The US Food and Drug Administration has approved a pair of gene therapies for sickle cell disease, including the first treatment based on the breakthrough Crispr gene-editing technology, opening two “transformative therapy” pathways for some patients.
The FDA approved Lyfgenia from Bluebird Bio, and a separate treatment called Casgevy from partners Vertex Pharmaceuticals and Crispr Therapeutics. Both therapies are made from the patients’ own blood stem cells and are approved for people 12 years of age and older.
The Vertex/Crispr gene therapy uses the breakthrough gene editing technology that won its inventors the 2020 Nobel Prize. The therapy can be aimed at cutting DNA in targeted areas, allowing the ability to precisely remove, add or replace DNA where it has been cut.
The modified blood stem cells are then transplanted back into the patient, where they attach and multiply within the bone marrow and increase the production of fetal hemoglobin, a type of hemoglobin that facilitates oxygen delivery.
Lyfgenia is a cell-based gene therapy that alters a patient’s blood stem cells to produce a gene therapy-derived hemoglobin that functions similarly to a type of normal adult hemoglobin unaffected by sickle cell disease.
Sickle cell disease is a painful, inherited blood disorder that can be debilitating and lead to premature death. It affects an estimated 100,000 people in the US, is most common in African Americans and, although less commonly, also affects Hispanic Americans.
In sickle cell disease, the body makes defective, sickle-shaped hemoglobin, which impairs the ability of red blood cells to properly transport oxygen to the body’s tissues. The sickle cells tend to stick together and can block small blood vessels, causing intense pain. It can also lead to strokes and organ failure.
“Sickle cell disease is a rare, debilitating and life-threatening blood disorder with a significant unmet need, and we are excited to advance the field, especially for individuals whose lives have been severely disrupted by the disease, by approving two cell-based gene therapies today,” said Nicole Verdun, director of the Office of Therapeutic Products within the FDA’s Center for Biologics Evaluation and Research, said in a statement.
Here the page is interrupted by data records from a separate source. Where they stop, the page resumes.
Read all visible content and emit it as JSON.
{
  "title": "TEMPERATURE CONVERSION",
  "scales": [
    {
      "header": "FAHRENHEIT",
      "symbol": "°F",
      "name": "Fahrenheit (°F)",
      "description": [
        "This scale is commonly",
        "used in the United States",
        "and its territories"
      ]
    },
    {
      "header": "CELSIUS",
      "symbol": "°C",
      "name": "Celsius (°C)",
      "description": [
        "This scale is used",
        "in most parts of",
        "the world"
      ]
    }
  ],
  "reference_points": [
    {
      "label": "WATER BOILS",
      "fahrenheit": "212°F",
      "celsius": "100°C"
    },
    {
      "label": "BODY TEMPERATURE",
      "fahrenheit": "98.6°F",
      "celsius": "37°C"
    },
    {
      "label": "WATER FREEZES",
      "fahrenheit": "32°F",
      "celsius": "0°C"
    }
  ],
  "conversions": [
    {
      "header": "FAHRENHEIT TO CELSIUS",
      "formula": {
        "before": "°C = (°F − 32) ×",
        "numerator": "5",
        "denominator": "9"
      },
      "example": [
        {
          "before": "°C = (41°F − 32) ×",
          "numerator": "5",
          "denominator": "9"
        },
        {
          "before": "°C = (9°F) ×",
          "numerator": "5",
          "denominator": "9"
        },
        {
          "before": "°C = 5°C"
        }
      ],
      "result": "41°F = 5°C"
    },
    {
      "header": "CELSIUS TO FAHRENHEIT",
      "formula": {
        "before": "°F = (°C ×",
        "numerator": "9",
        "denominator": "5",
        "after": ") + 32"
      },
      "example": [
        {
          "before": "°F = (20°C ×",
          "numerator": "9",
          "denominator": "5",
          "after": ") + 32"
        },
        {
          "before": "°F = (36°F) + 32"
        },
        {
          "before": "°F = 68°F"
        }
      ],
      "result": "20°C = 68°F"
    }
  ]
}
“Gene therapy holds the promise of delivering more targeted and effective treatments, particularly for individuals with rare diseases where current treatment options are limited,” added Verdun.
Manufacturers of both therapies have proposed them as one-time treatments, but data on how long their effects last are limited. The only long-term treatment for sickle cell disease is a bone marrow transplant.
“I’m actually very reluctant to call them a cure. I prefer to call them a transformative therapy because patients will still have sickle cell disease on the other side of gene therapy,” says Sharl Azar, medical director of the Comprehensive Sickle Cell Disease Treatment Center at Massachusetts General Hospital.
Both gene therapies can last several months and involve high-dose chemotherapy, but they carry potential risks of infertility.
“Not everyone who undergoes chemotherapy will end up with infertility, but the majority of them will,” Azar said.
Although the risk can be managed through fertility preservation methods such as egg freezing and sperm banking, it is only covered by insurance for cancer patients undergoing chemotherapy and not those receiving gene therapy, Azar said.
He said the out-of-pocket expense on that could be as high as $40,000.
FDA staff in documents released ahead of an October meeting of a panel of independent experts on Vertex’s therapy also flagged concerns about unintended genomic changes from the treatment.
The company plans to evaluate potential long-term safety risks through a 15-year follow-up study after approval.